Furthermore, the results of our study show that for designing an AVM, there is no “one size fits all”. Although the XGBoost is the best performer across the country, there are also administrative districts where the EXF, OLS, or GAM are best suited for estimating market values. In this context, it is particularly evident that the respective data availability seems to play a role. In districts with fewer observations, the traditional approaches manage to outperform the modern machine learning approach. In order to take this into account and to optimize the overall performance of AVMs, regulators should not merely allow, but actively promote the use of different types of algorithms. Before finally deploying an AVM, different types of methods should be tested for each district.

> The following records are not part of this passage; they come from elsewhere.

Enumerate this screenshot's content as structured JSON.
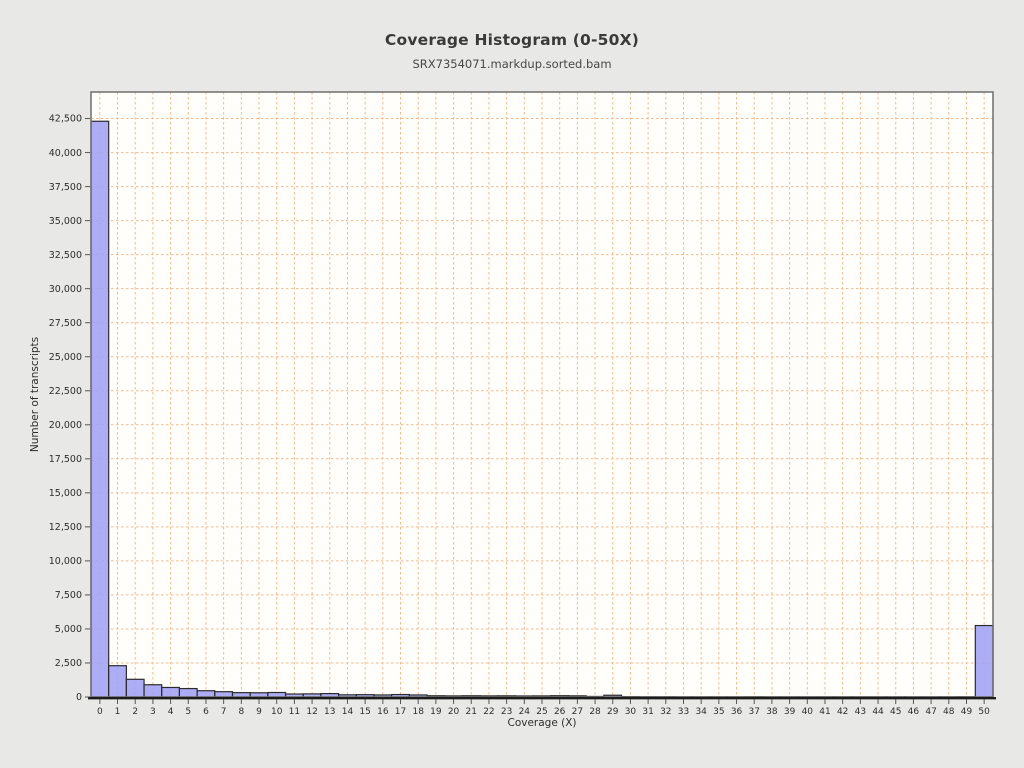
{
  "chart_data": {
    "type": "bar",
    "title": "Coverage Histogram (0-50X)",
    "subtitle": "SRX7354071.markdup.sorted.bam",
    "xlabel": "Coverage (X)",
    "ylabel": "Number of transcripts",
    "categories": [
      "0",
      "1",
      "2",
      "3",
      "4",
      "5",
      "6",
      "7",
      "8",
      "9",
      "10",
      "11",
      "12",
      "13",
      "14",
      "15",
      "16",
      "17",
      "18",
      "19",
      "20",
      "21",
      "22",
      "23",
      "24",
      "25",
      "26",
      "27",
      "28",
      "29",
      "30",
      "31",
      "32",
      "33",
      "34",
      "35",
      "36",
      "37",
      "38",
      "39",
      "40",
      "41",
      "42",
      "43",
      "44",
      "45",
      "46",
      "47",
      "48",
      "49",
      "50"
    ],
    "values": [
      42300,
      2300,
      1300,
      900,
      700,
      620,
      460,
      390,
      320,
      310,
      330,
      220,
      230,
      250,
      160,
      170,
      150,
      180,
      150,
      90,
      80,
      90,
      80,
      85,
      75,
      80,
      95,
      85,
      40,
      130,
      30,
      20,
      20,
      15,
      15,
      15,
      15,
      20,
      15,
      15,
      15,
      15,
      15,
      15,
      15,
      15,
      15,
      15,
      15,
      20,
      5250
    ],
    "ylim": [
      0,
      44450
    ],
    "ytick_values": [
      0,
      2500,
      5000,
      7500,
      10000,
      12500,
      15000,
      17500,
      20000,
      22500,
      25000,
      27500,
      30000,
      32500,
      35000,
      37500,
      40000,
      42500
    ],
    "ytick_labels": [
      "0",
      "2,500",
      "5,000",
      "7,500",
      "10,000",
      "12,500",
      "15,000",
      "17,500",
      "20,000",
      "22,500",
      "25,000",
      "27,500",
      "30,000",
      "32,500",
      "35,000",
      "37,500",
      "40,000",
      "42,500"
    ],
    "grid": "dashed vertical and horizontal gridlines at every tick",
    "legend": "none",
    "colors": {
      "page_background": "#e8e8e6",
      "plot_background": "#fffefb",
      "bar_fill": "#a1a2f4",
      "bar_edge": "#2b2b2b",
      "gridline": "#f1b98c",
      "plot_border": "#6e6e6e",
      "axis_line": "#1c1c1c",
      "text": "#2e2e2e"
    }
  }
}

In the field of lending, a mispricing has major implications for both lenders and borrowers. Accurate model estimates are of considerable importance to ensure the resilience of the banking sector, especially in crisis periods. Our results clearly show that the approval of machine learning algorithms should be considered by regulators. We believe that machine learning algorithms have a high degree of robustness and resilience and are therefore ideally suited for AVMs. The traceability and auditability of the results required by the supervisory authorities can also be ensured by using the latest methods from the field of eXplainable Artificial Intelligence (XAI). While machine learning algorithms were considered as black box for a long time, XAI methods, like SHapely Additive exPlanations (SHAP) plots or Accumulated Local Effects (ALE) plots, are able to decode the basic decision-making process of any machine learning model. XAI is still at an early stage in the field of real estate research, but we are convinced that this will change in the coming years, and that new and important insights will be generated, which will further confirm the advantages of the use of machine learning algorithms. We therefore recommend re-examining the debate on the use of AVMs in everyday appraisals and, in particular, also including new and innovative methods.